Dictation is being made available to Office 365 applications including Outlook, PowerPoint and Word. Currently it’s a first release feature but will gradually make its way into the mainstream release. This is different from the Windows speech recognition feature where you can control your PC using speech and it’s also distinct from the Windows 10 dictation added to Windows last autumn (and only available for US English).
We loved the Learning Tools add-on for OneNote which included dication and a host of accessibility features and were keen to give dictation a whirl in Outlook.
Enabling Dictation in Office 365
Luckily, there’s very little to set-up as this is a feature that’s enabled by default in an office upgrade. It uses Microsoft’s intelligent services (just like the automatic Alt-Text feature for inserted images) so you’ll need an internet connection – dictation can’t be used offline. If you can’t get dictate to work, check Intelligent Services is enabled in the File, Options, General tab. Your Office account must also be up to date.
Using Office 365 Dictate in Outlook
In a new email, click the Dictate button on the right hand of the Ribbon Home tab. The dropdown menu shows the languages this is available in. This should default to your Windows locale and having UK English gives me a good excuse to test for UK spelling.

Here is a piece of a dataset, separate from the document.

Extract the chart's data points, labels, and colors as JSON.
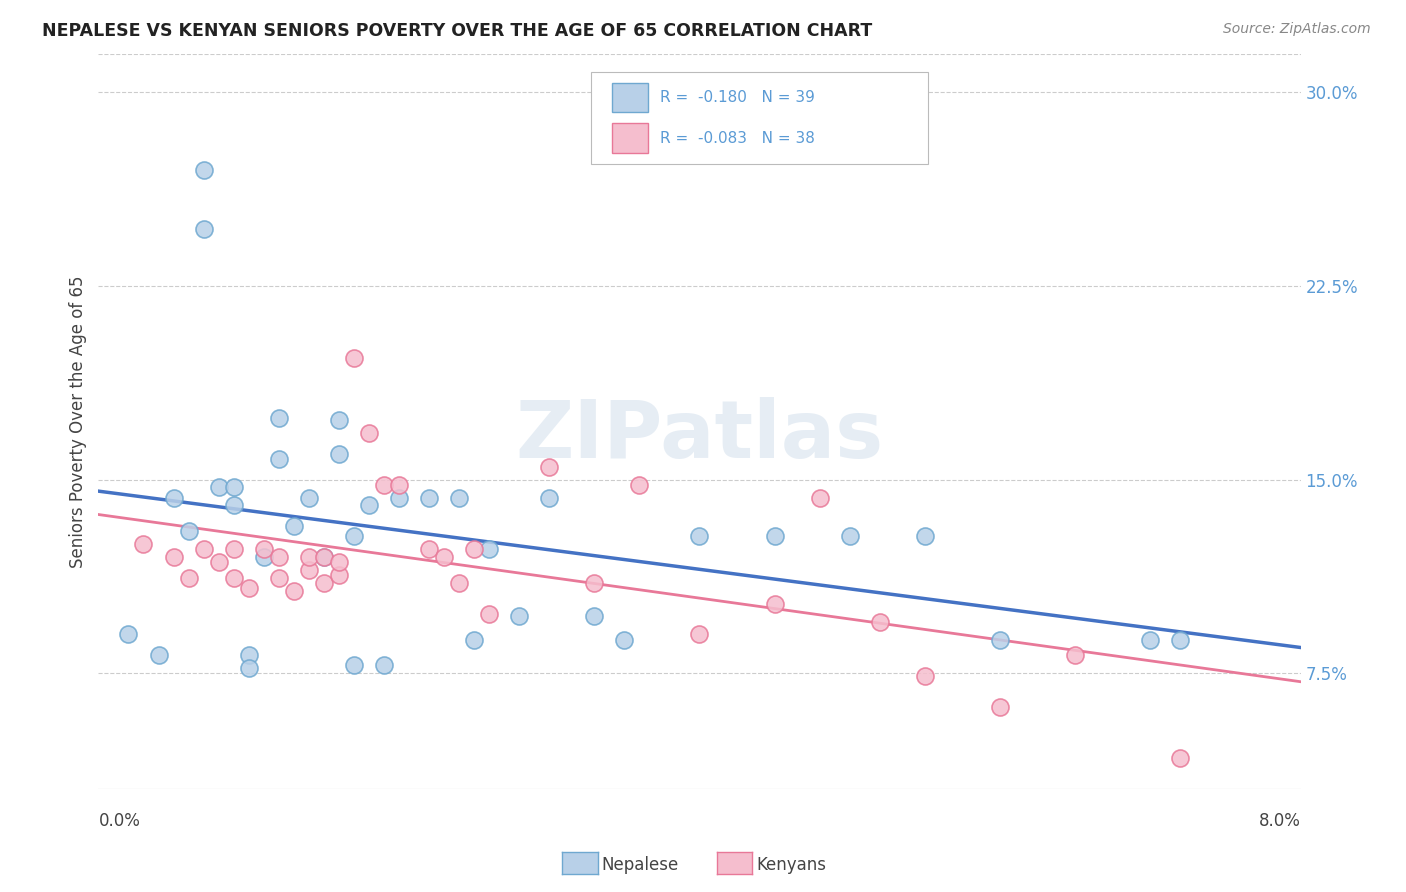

It’s unlikely many built-in pc microphones will provide good results in a noisy office so I grabbed a Sennheiser headset and recorded the following:
My favourite colour is purple to wear and green to see. I also like black but it’s not really a colour.

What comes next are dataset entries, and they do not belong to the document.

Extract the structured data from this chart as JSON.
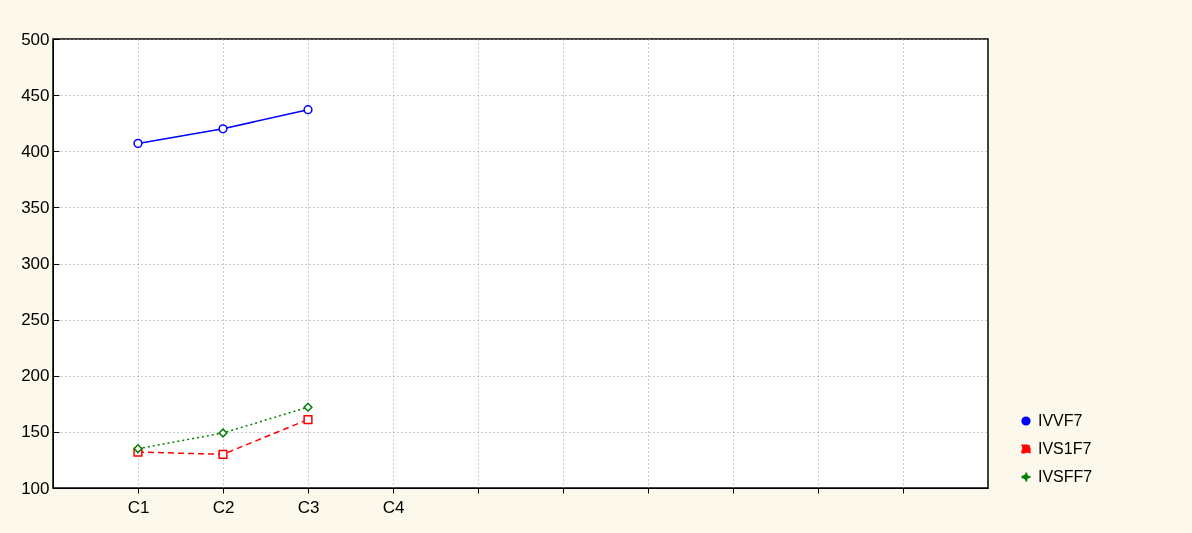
{
  "chart_data": {
    "type": "line",
    "categories": [
      "C1",
      "C2",
      "C3",
      "C4",
      null,
      null,
      null,
      null,
      null,
      null
    ],
    "series": [
      {
        "name": "IVVF7",
        "color": "#0000ff",
        "values": [
          407,
          420,
          437,
          null,
          null,
          null,
          null,
          null,
          null,
          null
        ],
        "marker": "circle",
        "line_style": "solid"
      },
      {
        "name": "IVS1F7",
        "color": "#ff0000",
        "values": [
          132,
          130,
          161,
          null,
          null,
          null,
          null,
          null,
          null,
          null
        ],
        "marker": "square",
        "line_style": "dashed"
      },
      {
        "name": "IVSFF7",
        "color": "#008000",
        "values": [
          135,
          149,
          172,
          null,
          null,
          null,
          null,
          null,
          null,
          null
        ],
        "marker": "diamond",
        "line_style": "dotted"
      }
    ],
    "ylim": [
      100,
      500
    ],
    "yticks": [
      100,
      150,
      200,
      250,
      300,
      350,
      400,
      450,
      500
    ],
    "grid": true,
    "legend": "bottom right"
  }
}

I still can’t get dictation to type pounds.
My favourite neighbour is the one down the road with the aluminium blinds.
I drank too much at a party and made a bit of an arse of myself.

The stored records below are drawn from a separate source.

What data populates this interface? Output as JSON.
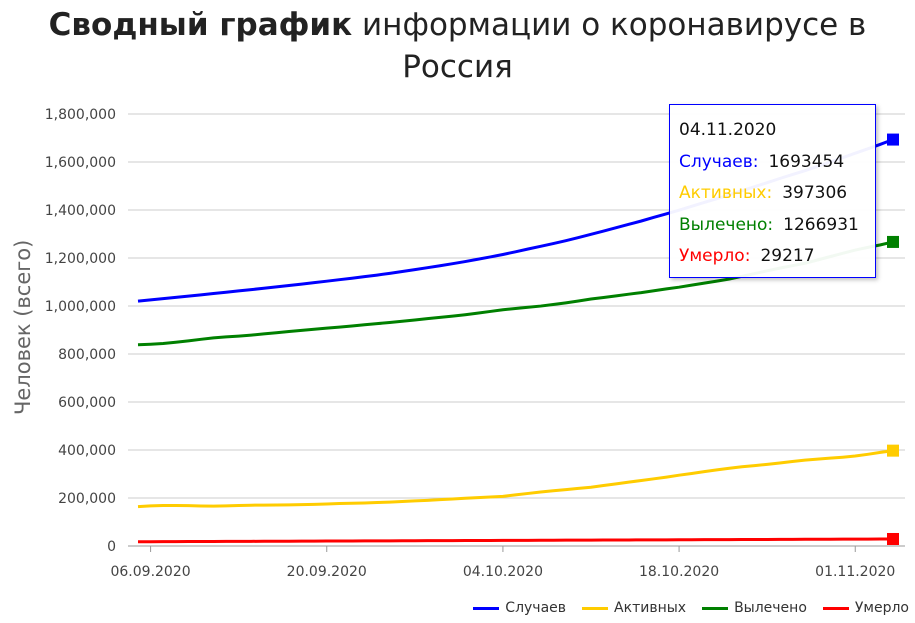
{
  "chart_data": {
    "type": "line",
    "title_bold": "Сводный график",
    "title_rest": "информации о коронавирусе в Россия",
    "ylabel": "Человек (всего)",
    "xlabel": "",
    "ylim": [
      0,
      1800000
    ],
    "yticks": [
      "0",
      "200,000",
      "400,000",
      "600,000",
      "800,000",
      "1,000,000",
      "1,200,000",
      "1,400,000",
      "1,600,000",
      "1,800,000"
    ],
    "xticks": [
      "06.09.2020",
      "20.09.2020",
      "04.10.2020",
      "18.10.2020",
      "01.11.2020"
    ],
    "grid": true,
    "legend_position": "bottom-right",
    "x": [
      "05.09.2020",
      "06.09.2020",
      "07.09.2020",
      "08.09.2020",
      "09.09.2020",
      "10.09.2020",
      "11.09.2020",
      "12.09.2020",
      "13.09.2020",
      "14.09.2020",
      "15.09.2020",
      "16.09.2020",
      "17.09.2020",
      "18.09.2020",
      "19.09.2020",
      "20.09.2020",
      "21.09.2020",
      "22.09.2020",
      "23.09.2020",
      "24.09.2020",
      "25.09.2020",
      "26.09.2020",
      "27.09.2020",
      "28.09.2020",
      "29.09.2020",
      "30.09.2020",
      "01.10.2020",
      "02.10.2020",
      "03.10.2020",
      "04.10.2020",
      "05.10.2020",
      "06.10.2020",
      "07.10.2020",
      "08.10.2020",
      "09.10.2020",
      "10.10.2020",
      "11.10.2020",
      "12.10.2020",
      "13.10.2020",
      "14.10.2020",
      "15.10.2020",
      "16.10.2020",
      "17.10.2020",
      "18.10.2020",
      "19.10.2020",
      "20.10.2020",
      "21.10.2020",
      "22.10.2020",
      "23.10.2020",
      "24.10.2020",
      "25.10.2020",
      "26.10.2020",
      "27.10.2020",
      "28.10.2020",
      "29.10.2020",
      "30.10.2020",
      "31.10.2020",
      "01.11.2020",
      "02.11.2020",
      "03.11.2020",
      "04.11.2020"
    ],
    "series": [
      {
        "name": "Случаев",
        "color": "#0000ff",
        "values": [
          1020310,
          1025505,
          1030690,
          1035789,
          1041007,
          1046370,
          1051874,
          1057362,
          1062811,
          1068320,
          1073849,
          1079519,
          1085248,
          1091186,
          1097251,
          1103399,
          1109595,
          1115810,
          1122241,
          1128836,
          1136048,
          1143571,
          1151438,
          1159573,
          1167805,
          1176286,
          1185231,
          1194643,
          1204502,
          1214725,
          1225889,
          1237504,
          1248619,
          1260112,
          1272238,
          1285084,
          1298718,
          1312310,
          1326178,
          1340409,
          1354163,
          1369313,
          1384235,
          1399334,
          1415316,
          1431635,
          1447335,
          1463306,
          1480646,
          1497167,
          1513877,
          1531224,
          1547774,
          1563976,
          1581693,
          1599976,
          1618116,
          1636781,
          1655038,
          1673686,
          1693454
        ]
      },
      {
        "name": "Активных",
        "color": "#ffcc00",
        "values": [
          164000,
          167000,
          169000,
          168500,
          168000,
          166500,
          166000,
          167000,
          169000,
          170000,
          170500,
          171000,
          171500,
          172500,
          173500,
          175000,
          177000,
          178000,
          179000,
          181000,
          183000,
          185500,
          188000,
          190000,
          193000,
          196000,
          199000,
          201500,
          204000,
          207000,
          213000,
          219000,
          225000,
          230000,
          235000,
          240000,
          245000,
          252000,
          259000,
          266000,
          273000,
          280000,
          287000,
          295000,
          302000,
          310000,
          317000,
          324000,
          330000,
          335000,
          340000,
          346000,
          352000,
          358000,
          362000,
          366000,
          370000,
          375000,
          382000,
          390000,
          397306
        ]
      },
      {
        "name": "Вылечено",
        "color": "#008000",
        "values": [
          838551,
          840555,
          843549,
          848957,
          854484,
          861156,
          866969,
          871266,
          874524,
          878842,
          883680,
          888659,
          893697,
          898444,
          903318,
          907775,
          911780,
          916804,
          922044,
          926448,
          931469,
          936301,
          941477,
          947421,
          952462,
          957752,
          963506,
          970227,
          977395,
          984427,
          989400,
          994824,
          999748,
          1006050,
          1012985,
          1020640,
          1029083,
          1035484,
          1042161,
          1049201,
          1055764,
          1063723,
          1071454,
          1078362,
          1087153,
          1095281,
          1103790,
          1112570,
          1123719,
          1135049,
          1146568,
          1157724,
          1168083,
          1178094,
          1191620,
          1205712,
          1219661,
          1233135,
          1244201,
          1254658,
          1266931
        ]
      },
      {
        "name": "Умерло",
        "color": "#ff0000",
        "values": [
          17759,
          17950,
          18141,
          18332,
          18523,
          18714,
          18905,
          19096,
          19287,
          19478,
          19669,
          19860,
          20051,
          20242,
          20433,
          20624,
          20815,
          21006,
          21197,
          21388,
          21579,
          21770,
          21961,
          22152,
          22343,
          22534,
          22725,
          22916,
          23107,
          23298,
          23489,
          23680,
          23871,
          24062,
          24253,
          24444,
          24635,
          24826,
          25017,
          25208,
          25399,
          25590,
          25781,
          25972,
          26163,
          26354,
          26545,
          26736,
          26927,
          27118,
          27309,
          27500,
          27691,
          27882,
          28073,
          28264,
          28455,
          28646,
          28837,
          29028,
          29217
        ]
      }
    ],
    "tooltip": {
      "date": "04.11.2020",
      "rows": [
        {
          "label": "Случаев:",
          "value": "1693454",
          "color": "#0000ff"
        },
        {
          "label": "Активных:",
          "value": "397306",
          "color": "#ffcc00"
        },
        {
          "label": "Вылечено:",
          "value": "1266931",
          "color": "#008000"
        },
        {
          "label": "Умерло:",
          "value": "29217",
          "color": "#ff0000"
        }
      ]
    }
  }
}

It’s my mum’s birthday soon.
You need to specifically add punctuation by saying ‘full stop’ or ‘period’, etc. and also formatting such as ‘new line’ to add a carriage return. I was speaking in a normal cadence but did add a bit of a Windsor accent. This is the result:
Quite an impressive outcome. I like the way offensive words are automatically censored. Spelling is UK English. Why it shortened road I don’t know and the final ‘I’ would have been capitalised had I said ‘new line’ to move to a different paragraph. And I still can’t figure out how to get it to type a £ symbol.
You can say the following to add punctuation:
This should be a real boon for users and because it uses Microsoft’s online intelligent services with machine learning, recognition and accuracy should improve over time.